September 29, 2022
Ithaca, NY | 48°F


Team keeps winning streak afloat during winter break

The women’s swimming and diving team got just what it needed to maintain its
undefeated record in conference and regular season competition during the winter break.

All of the Bombers were able to stay healthy despite an often tiring training schedule at a pool in Fort Lauderdale, Fla., where the team stayed for two weeks without competing in a meet.

The Blue and Gold went through a rigorous two-a-day practice schedule in Florida, swimming in the pool every day from 10 a.m. to 12 p.m. and from 4 to 6 p.m.

Head Coach Paula Miller, who is in her 28th year coaching the team, said underclassmen on the team chose not to soak up the warm weather during some free hours because of exhaustion. She said there were days where team members decided to sleep between the two-a-day practices.

Junior Carly Jones said the team was discouraged at the beginning of the trip, but being together for three weeks helped cope with the homesickness  she and some of the other swimmers faced.

Durst Breneiser/The IthacanJunior Carly Jones swims in the 50-yard butterfly in the Bombers’ win against Alfred University on Saturday in the Athletics and Events Center Pool. She finished the event in 26.92 seconds.

“It definitely bonded us as a team because we were all taken away from that home atmosphere,” she said. “We were able to become a surrogate family that you rely on for the things that you need.”

Despite initially missing home and being worn out from training, Jones said the team’s focus increased since they could dedicate their time solely to practicing technique without the burden of a typical semester course load.

“In the water, we were focused on getting our work in, rather than talking and thinking about finishing a paper or studying for class,” she said.

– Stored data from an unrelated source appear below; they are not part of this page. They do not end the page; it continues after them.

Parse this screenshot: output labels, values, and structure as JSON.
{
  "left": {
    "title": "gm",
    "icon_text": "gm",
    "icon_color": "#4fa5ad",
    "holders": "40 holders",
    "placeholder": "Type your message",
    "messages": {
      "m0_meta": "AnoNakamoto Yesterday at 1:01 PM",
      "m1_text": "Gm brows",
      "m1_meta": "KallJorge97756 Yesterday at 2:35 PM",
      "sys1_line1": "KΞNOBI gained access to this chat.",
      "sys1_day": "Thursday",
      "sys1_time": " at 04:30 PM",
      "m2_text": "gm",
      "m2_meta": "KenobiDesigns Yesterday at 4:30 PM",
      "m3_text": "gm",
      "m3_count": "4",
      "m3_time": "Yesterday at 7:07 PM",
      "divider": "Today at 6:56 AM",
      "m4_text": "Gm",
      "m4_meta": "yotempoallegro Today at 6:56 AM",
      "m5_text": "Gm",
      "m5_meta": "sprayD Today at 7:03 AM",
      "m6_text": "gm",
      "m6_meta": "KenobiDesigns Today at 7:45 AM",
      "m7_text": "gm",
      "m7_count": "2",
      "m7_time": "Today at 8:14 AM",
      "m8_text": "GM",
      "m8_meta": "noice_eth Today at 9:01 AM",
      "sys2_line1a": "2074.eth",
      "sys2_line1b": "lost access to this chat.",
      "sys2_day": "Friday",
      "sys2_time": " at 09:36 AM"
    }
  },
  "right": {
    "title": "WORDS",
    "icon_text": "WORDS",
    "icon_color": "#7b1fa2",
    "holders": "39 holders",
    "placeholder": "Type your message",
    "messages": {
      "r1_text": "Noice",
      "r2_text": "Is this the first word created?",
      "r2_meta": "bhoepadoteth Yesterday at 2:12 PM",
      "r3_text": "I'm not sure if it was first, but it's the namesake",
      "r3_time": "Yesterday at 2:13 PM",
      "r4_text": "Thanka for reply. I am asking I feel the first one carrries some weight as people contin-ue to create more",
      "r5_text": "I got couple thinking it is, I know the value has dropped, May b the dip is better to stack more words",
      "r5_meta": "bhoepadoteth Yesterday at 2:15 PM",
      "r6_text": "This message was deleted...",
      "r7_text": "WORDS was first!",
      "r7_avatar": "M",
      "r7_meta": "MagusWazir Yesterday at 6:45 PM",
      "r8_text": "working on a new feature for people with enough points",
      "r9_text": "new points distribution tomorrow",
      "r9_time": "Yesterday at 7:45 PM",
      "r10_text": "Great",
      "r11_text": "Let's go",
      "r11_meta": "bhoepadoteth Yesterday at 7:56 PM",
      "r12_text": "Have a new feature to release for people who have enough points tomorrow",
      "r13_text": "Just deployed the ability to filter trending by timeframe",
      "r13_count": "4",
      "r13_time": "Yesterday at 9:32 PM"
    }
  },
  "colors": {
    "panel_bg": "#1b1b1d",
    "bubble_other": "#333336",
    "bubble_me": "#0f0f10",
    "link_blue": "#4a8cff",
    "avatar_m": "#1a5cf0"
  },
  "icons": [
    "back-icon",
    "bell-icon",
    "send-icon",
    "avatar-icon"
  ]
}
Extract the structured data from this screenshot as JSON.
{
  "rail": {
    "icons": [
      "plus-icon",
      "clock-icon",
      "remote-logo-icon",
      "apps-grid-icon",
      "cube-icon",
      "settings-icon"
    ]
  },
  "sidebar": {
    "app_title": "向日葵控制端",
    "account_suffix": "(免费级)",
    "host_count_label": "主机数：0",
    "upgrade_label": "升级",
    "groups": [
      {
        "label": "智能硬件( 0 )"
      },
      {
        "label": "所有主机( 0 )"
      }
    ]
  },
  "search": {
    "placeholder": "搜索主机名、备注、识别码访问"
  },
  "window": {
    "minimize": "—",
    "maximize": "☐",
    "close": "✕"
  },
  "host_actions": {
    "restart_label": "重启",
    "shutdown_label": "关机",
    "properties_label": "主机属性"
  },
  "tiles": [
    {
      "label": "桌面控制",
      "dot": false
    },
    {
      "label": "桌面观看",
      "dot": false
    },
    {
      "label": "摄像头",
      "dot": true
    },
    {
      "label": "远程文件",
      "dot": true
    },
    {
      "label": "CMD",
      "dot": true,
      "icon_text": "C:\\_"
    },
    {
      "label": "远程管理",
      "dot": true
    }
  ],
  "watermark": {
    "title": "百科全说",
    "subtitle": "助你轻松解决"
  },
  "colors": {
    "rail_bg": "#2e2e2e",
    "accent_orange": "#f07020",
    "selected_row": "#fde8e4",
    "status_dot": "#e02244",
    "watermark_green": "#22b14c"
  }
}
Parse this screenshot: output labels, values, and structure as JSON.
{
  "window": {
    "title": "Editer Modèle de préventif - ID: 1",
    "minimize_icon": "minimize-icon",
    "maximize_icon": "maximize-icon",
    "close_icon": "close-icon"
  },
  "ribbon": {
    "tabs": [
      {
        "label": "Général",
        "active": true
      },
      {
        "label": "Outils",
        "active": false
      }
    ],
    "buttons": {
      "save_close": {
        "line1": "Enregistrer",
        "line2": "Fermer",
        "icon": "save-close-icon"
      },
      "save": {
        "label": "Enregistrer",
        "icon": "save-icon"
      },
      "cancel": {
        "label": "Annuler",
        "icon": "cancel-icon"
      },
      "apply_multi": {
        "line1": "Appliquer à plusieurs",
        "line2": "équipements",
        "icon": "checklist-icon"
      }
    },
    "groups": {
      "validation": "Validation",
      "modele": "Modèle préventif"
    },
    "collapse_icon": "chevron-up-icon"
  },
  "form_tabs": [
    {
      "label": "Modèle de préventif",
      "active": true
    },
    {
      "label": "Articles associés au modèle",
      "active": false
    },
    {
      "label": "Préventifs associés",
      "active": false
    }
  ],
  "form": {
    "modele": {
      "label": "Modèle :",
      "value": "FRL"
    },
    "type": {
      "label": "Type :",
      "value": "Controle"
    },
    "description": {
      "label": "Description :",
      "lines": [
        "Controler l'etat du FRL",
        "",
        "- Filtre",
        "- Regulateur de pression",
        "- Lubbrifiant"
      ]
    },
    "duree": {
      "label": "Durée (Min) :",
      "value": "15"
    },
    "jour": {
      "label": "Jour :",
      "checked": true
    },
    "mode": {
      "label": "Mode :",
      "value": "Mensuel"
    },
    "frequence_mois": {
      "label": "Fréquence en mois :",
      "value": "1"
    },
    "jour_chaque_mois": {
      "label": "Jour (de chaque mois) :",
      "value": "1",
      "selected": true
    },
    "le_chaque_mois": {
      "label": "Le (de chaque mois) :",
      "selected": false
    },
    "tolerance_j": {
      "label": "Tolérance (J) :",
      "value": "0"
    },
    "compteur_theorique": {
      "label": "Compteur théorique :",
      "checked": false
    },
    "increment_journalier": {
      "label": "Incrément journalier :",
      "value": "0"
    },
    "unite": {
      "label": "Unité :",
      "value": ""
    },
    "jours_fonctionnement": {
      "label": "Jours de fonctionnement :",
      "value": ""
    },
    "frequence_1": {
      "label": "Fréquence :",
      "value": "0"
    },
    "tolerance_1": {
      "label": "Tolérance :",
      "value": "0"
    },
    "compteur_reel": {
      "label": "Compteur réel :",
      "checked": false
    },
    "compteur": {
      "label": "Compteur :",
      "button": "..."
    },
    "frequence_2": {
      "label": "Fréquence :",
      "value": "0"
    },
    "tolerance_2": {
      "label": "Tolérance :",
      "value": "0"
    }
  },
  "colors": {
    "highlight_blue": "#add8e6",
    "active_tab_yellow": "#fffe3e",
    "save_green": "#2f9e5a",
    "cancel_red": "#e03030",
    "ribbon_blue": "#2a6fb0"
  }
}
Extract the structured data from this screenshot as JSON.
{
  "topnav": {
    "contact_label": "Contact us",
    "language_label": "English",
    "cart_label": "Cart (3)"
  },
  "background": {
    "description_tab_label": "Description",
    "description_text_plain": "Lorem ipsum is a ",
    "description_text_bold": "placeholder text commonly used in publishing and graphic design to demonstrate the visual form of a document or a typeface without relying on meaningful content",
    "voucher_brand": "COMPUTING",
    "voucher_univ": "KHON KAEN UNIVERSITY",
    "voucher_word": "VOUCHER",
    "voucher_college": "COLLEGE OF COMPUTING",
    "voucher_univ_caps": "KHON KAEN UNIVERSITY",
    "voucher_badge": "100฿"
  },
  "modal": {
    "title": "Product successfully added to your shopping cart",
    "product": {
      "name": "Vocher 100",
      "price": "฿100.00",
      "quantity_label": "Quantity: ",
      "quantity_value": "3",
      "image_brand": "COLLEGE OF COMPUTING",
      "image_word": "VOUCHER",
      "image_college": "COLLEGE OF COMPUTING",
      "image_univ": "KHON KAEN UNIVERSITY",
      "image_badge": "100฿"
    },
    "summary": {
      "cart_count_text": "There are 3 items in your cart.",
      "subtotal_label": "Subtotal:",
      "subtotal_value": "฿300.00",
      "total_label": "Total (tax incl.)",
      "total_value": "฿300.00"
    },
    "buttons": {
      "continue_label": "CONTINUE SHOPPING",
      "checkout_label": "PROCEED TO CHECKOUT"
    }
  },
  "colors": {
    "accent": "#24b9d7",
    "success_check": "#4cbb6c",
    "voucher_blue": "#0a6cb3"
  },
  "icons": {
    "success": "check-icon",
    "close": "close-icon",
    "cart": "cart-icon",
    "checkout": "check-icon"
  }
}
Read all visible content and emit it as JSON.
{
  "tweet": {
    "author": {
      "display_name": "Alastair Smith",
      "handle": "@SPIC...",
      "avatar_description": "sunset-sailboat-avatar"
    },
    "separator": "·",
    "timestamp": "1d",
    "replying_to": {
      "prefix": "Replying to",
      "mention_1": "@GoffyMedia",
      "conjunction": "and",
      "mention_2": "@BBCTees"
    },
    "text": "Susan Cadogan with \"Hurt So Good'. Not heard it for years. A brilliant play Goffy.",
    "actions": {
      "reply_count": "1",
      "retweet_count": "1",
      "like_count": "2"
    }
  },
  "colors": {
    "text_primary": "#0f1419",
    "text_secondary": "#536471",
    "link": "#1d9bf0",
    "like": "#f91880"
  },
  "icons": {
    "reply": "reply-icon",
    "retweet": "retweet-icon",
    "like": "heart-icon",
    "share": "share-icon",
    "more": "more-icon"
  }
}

Miller said the team’s veterans began to show their leadership skills by providing
encouragement and spending time with one another in Florida when the team wasn’t practicing. They would encourage afternoon trips to the beach and local landmarks like the International Swimming Hall of Fame.

The Bombers also bonded with members of the men’s swimming and diving team, who were also training during the break. Jones said both teams kept the tradition of having a class dinner, where members of both squads can take their minds off of swimming and discuss goals for the rest of the season.

She said the men were like their brothers on the trip as they were able to offer their advice and encouragement about things in and out of the pool.

The Bombers received an added boost from junior Kelly Higgins, who rejoined the team after studying abroad during the fall semester. Higgins said the training trip was different for her compared to the other members of the team because she had to reintroduce herself to her teammates.

“I swam in different lanes with different people to try to meet the new girls and reestablish my relationships with the other girls,” Higgins said.

Higgins, who was coming off career highs in the 50- and 100-yard freestyles in the 2010-11 season, was inserted into the lineup in the first meet following the trip. She led the 200-yard freestyle relay team of sophomore Rachel Greway and freshmen Tyra Mazzer and Katie Huber to a first-place time of 1:55.89 in a dual-meet against Nazareth College and SUNY-Fredonia on Jan. 14.

The Blue and Gold ended up defeating Fredonia 170-129 and the Nazareth Golden Flyers 175-123. They had their work cut out for them when they faced the University of Rochester the following week. The South Hill squad went on to tie the Yellow Jackets at 150, earning their first draw since a 121-121 finish against the SUNY-Cortland Red Dragons in 2005.

The team’s unbeaten streak of 32 straight dual-meets is still alive, and they sit atop the Empire 8 Conference with an overall record of 11—0—1 this season.

Miller said the way the team came back from a large opening deficit against the Yellow Jackets was a sign of the mental toughness gained over the winter break training trip.

“It drills home how important the little things are, such as the finishes and the turns,” Miller said. “It’s the difference between a win and a loss.”